Advancing Data Equity: Practitioner Responsibility and Accountability in NLP Data Practices
It addresses the problem of data equity in NLP for practitioners and policymakers, but is incremental as it builds on existing bias and governance research.
This study investigated how NLP data practitioners in the U.S. perceive and handle data equity issues, revealing tensions between commercial goals and equity commitments, and advocating for structural governance reforms to support practitioner agency.

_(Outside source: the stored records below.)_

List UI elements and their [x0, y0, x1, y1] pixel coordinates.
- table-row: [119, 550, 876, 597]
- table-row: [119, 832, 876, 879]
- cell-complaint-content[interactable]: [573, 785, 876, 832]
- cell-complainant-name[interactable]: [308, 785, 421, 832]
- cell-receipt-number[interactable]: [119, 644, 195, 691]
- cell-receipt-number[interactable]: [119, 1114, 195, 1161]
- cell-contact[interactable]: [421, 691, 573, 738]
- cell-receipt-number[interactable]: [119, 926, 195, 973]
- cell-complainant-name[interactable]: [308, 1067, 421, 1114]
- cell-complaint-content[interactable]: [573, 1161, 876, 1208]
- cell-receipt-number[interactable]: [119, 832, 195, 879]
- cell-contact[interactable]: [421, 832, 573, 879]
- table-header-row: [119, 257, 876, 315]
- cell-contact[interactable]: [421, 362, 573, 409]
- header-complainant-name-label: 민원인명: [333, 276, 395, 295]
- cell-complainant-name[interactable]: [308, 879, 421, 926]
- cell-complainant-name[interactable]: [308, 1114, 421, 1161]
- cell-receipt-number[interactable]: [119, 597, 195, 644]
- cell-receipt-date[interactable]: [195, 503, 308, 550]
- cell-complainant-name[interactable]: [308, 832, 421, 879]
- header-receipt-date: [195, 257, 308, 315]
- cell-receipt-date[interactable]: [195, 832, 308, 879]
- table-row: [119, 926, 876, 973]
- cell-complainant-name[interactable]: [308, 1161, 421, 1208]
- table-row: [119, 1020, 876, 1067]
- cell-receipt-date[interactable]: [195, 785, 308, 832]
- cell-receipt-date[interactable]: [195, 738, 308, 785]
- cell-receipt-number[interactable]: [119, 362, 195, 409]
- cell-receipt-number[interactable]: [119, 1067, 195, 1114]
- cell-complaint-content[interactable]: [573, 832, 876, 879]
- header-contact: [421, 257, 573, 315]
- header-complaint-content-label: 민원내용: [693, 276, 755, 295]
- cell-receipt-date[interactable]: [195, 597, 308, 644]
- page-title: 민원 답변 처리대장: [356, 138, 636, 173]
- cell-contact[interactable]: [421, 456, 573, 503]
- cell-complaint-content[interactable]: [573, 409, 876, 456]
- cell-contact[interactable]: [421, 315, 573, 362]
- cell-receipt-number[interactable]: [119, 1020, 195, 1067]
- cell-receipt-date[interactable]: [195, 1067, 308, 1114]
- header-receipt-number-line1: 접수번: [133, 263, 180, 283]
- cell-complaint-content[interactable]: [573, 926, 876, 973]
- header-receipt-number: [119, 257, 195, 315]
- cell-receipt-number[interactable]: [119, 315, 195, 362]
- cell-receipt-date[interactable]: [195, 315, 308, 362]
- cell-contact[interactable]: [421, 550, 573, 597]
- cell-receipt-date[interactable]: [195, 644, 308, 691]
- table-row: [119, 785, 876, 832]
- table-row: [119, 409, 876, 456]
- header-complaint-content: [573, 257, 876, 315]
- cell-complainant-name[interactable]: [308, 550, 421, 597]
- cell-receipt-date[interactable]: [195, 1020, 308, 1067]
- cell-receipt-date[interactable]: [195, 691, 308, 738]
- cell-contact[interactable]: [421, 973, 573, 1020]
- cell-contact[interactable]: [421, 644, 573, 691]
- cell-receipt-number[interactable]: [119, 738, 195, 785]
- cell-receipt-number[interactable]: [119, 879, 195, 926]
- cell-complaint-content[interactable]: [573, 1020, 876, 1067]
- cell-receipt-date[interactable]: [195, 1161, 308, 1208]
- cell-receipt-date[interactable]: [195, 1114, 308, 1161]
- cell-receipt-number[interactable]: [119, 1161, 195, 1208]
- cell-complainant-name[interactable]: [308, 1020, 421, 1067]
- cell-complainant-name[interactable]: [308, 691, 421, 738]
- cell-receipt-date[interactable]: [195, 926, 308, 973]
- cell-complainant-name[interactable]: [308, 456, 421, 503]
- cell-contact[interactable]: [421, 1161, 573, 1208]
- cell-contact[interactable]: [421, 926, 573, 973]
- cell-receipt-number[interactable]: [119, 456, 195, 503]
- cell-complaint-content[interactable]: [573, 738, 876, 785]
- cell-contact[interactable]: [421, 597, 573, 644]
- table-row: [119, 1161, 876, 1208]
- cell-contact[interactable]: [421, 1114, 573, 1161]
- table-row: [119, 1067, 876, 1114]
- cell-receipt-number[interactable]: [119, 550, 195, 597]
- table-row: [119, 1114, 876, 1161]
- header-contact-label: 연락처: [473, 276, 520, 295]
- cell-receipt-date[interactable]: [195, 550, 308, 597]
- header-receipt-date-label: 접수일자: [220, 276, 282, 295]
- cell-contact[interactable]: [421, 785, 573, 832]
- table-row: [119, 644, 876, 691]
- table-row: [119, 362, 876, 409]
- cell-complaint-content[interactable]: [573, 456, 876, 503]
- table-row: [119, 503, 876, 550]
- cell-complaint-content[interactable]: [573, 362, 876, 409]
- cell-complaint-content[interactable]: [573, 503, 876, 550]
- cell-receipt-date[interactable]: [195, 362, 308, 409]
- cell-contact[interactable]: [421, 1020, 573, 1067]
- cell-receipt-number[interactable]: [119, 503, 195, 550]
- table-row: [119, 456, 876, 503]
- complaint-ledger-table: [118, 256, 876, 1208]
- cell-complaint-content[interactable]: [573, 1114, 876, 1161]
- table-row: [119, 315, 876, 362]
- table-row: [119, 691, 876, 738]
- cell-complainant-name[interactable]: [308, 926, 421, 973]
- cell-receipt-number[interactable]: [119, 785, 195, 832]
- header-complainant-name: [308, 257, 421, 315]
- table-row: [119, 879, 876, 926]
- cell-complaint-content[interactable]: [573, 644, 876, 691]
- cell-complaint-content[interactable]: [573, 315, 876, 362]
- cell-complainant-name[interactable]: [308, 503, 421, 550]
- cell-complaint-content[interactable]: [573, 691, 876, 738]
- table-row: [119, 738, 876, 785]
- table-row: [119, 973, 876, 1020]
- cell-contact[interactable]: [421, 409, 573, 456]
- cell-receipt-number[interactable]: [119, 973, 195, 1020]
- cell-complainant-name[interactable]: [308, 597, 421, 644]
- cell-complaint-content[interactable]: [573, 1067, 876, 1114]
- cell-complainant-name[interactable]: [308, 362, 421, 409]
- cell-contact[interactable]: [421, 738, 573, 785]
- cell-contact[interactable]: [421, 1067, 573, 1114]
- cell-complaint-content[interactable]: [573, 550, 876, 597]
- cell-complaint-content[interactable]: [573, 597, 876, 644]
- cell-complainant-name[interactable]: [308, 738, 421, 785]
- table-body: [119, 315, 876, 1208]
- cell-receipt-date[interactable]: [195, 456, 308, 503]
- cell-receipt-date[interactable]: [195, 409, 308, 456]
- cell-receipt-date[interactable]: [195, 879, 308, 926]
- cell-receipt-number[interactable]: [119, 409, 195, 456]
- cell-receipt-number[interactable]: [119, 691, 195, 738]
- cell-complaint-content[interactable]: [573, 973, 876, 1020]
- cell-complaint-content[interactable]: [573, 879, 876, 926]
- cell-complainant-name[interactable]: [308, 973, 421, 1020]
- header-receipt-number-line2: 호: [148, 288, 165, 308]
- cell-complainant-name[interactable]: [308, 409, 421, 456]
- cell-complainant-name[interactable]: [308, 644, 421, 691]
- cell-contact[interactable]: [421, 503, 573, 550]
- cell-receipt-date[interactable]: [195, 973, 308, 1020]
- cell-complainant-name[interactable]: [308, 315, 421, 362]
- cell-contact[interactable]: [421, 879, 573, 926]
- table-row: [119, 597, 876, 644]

While research has focused on surfacing and auditing algorithmic bias to ensure equitable AI development, less is known about how NLP practitioners - those directly involved in dataset development, annotation, and deployment - perceive and navigate issues of NLP data equity. This study is among the first to center practitioners' perspectives, linking their experiences to a multi-scalar AI governance framework and advancing participatory recommendations that bridge technical, policy, and community domains. Drawing on a 2024 questionnaire and focus group, we examine how U.S.-based NLP data practitioners conceptualize fairness, contend with organizational and systemic constraints, and engage emerging governance efforts such as the U.S. AI Bill of Rights. Findings reveal persistent tensions between commercial objectives and equity commitments, alongside calls for more participatory and accountable data workflows. We critically engage debates on data diversity and diversity washing, arguing that improving NLP equity requires structural governance reforms that support practitioner agency and community consent.